BUG when running supercell SCF calculation

Problems running VASP: crashes, internal errors, "wrong" results.


Moderators: Global Moderator, Moderator

Post Reply
Message
Author
jbackman
Newbie
Newbie
Posts: 24
Joined: Thu Nov 26, 2020 10:27 am

BUG when running supercell SCF calculation

#1 Post by jbackman » Tue Nov 08, 2022 3:55 pm

I'm using Phonopy to calculate the phonon properties of WS2. When doing this I run a set of SCF calculations with displaced supercells. For some calculations it converges and finishes. However, for some calculations it freezes. VASP continues to run and does not crash, but nothing happens. This is the case when I use ALGO=Normal.

If I instead use ALGO=Fast, it finishes, but I get warnings like: EDDRMM: call to ZHEGV failed, returncode = 6 3 9. I know this can happen which is why I use ALGO=Normal.

To try to avoid both problems I tried ALGO=All. However, when doing this I instead get a BUG report from VASP.

!BUG!
internal error in: rot.F at line: 801
EDWAV: internal error, the gradient is not orthogonal 2 1 -5.223e-4
If you are not a developer, you should not encounter this problem.
Please submit a bug report.

I have attached my input and output files. The error can be seen in VASP.err.
data.tar.gz
Best,
Jonathan Backman
You do not have the required permissions to view the files attached to this post.

henrique_miranda
Global Moderator
Global Moderator
Posts: 506
Joined: Mon Nov 04, 2019 12:41 pm
Contact:

Re: BUG when running supercell SCF calculation

#2 Post by henrique_miranda » Wed Nov 09, 2022 8:50 am

Ok, this calculation is rather expensive because of the way it is setup.
It is hard for me to reproduce this issue and track it down.
In fact, the hangup might just hang because it runs out of memory in your machine at some point or starts swapping.

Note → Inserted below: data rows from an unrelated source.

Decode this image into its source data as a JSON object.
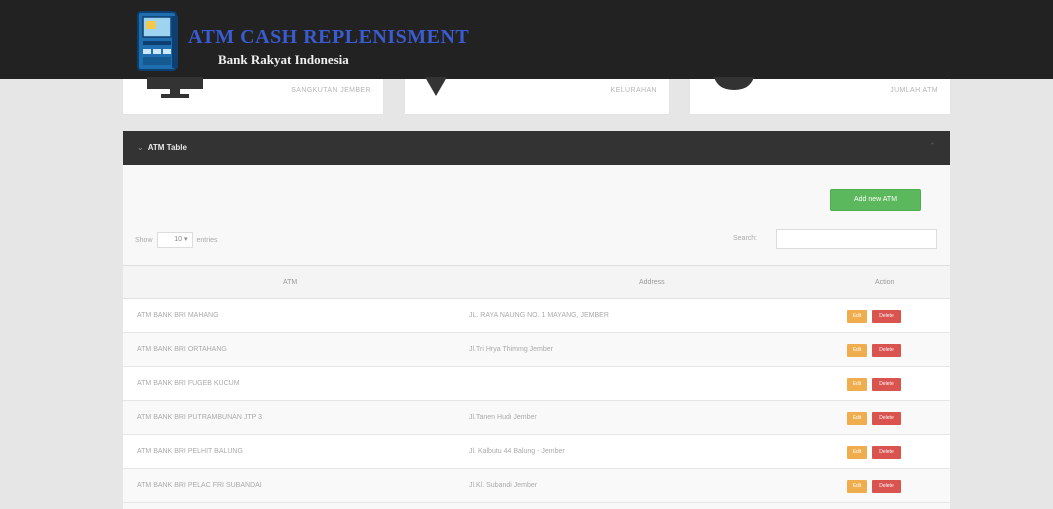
{
  "header": {
    "title": "ATM CASH REPLENISMENT",
    "subtitle": "Bank Rakyat Indonesia",
    "logo_icon": "atm-machine-icon"
  },
  "stats": [
    {
      "label": "SANGKUTAN JEMBER",
      "icon": "monitor-icon"
    },
    {
      "label": "KELURAHAN",
      "icon": "map-marker-icon"
    },
    {
      "label": "JUMLAH ATM",
      "icon": "chat-bubble-icon"
    }
  ],
  "panel": {
    "title": "ATM Table",
    "add_button": "Add new ATM"
  },
  "controls": {
    "show_label": "Show",
    "page_length": "10",
    "entries_label": "entries",
    "search_label": "Search:",
    "search_value": ""
  },
  "table": {
    "headers": [
      "ATM",
      "Address",
      "Action"
    ],
    "edit_label": "Edit",
    "delete_label": "Delete",
    "rows": [
      {
        "atm": "ATM BANK BRI MAHANG",
        "address": "JL. RAYA NAUNG NO. 1 MAYANG, JEMBER"
      },
      {
        "atm": "ATM BANK BRI ORTAHANG",
        "address": "Jl.Tri Hrya Thimmg Jember"
      },
      {
        "atm": "ATM BANK BRI FUGEB KUCUM",
        "address": ""
      },
      {
        "atm": "ATM BANK BRI PUTRAMBUNAN JTP 3",
        "address": "Jl.Tanen Hudi Jember"
      },
      {
        "atm": "ATM BANK BRI PELHIT BALUNG",
        "address": "Jl. Kalbutu 44 Balung - Jember"
      },
      {
        "atm": "ATM BANK BRI PELAC FRI SUBANDAI",
        "address": "Jl.Kl. Subandi Jember"
      }
    ]
  },
  "colors": {
    "header_bg": "#222222",
    "title_blue": "#3b5bd0",
    "add_green": "#5cb85c",
    "edit_orange": "#f0ad4e",
    "delete_red": "#d9534f"
  }
}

I would recommend that you review your setup based on the recommendations here https://www.vasp.at/wiki/index.php/Phon ... ical_hints and check if the issue persists.
A few points that stand out to me:
- You are setting ADDGRID=.TRUE. which is detrimental for performance and brings little benefit
- note that KPAR does not distribute memory which means that you double your memory requirements
- in output_all you are starting from a previously existing WAVECAR file which might explain the BUG in rot.F if this file is somehow corrupt
- you might be able to reduce ENCUT: converge the phonon frequencies at Gamma w.r.t ENCUT.

Hope this helps!

jbackman
Newbie
Newbie
Posts: 24
Joined: Thu Nov 26, 2020 10:27 am

Re: BUG when running supercell SCF calculation

#3 Post by jbackman » Wed Nov 09, 2022 10:09 am

I use ADDGRID = .TRUE. since this is recommend for phonon calculations as far as I know. Are you saying this makes no difference and should not be used?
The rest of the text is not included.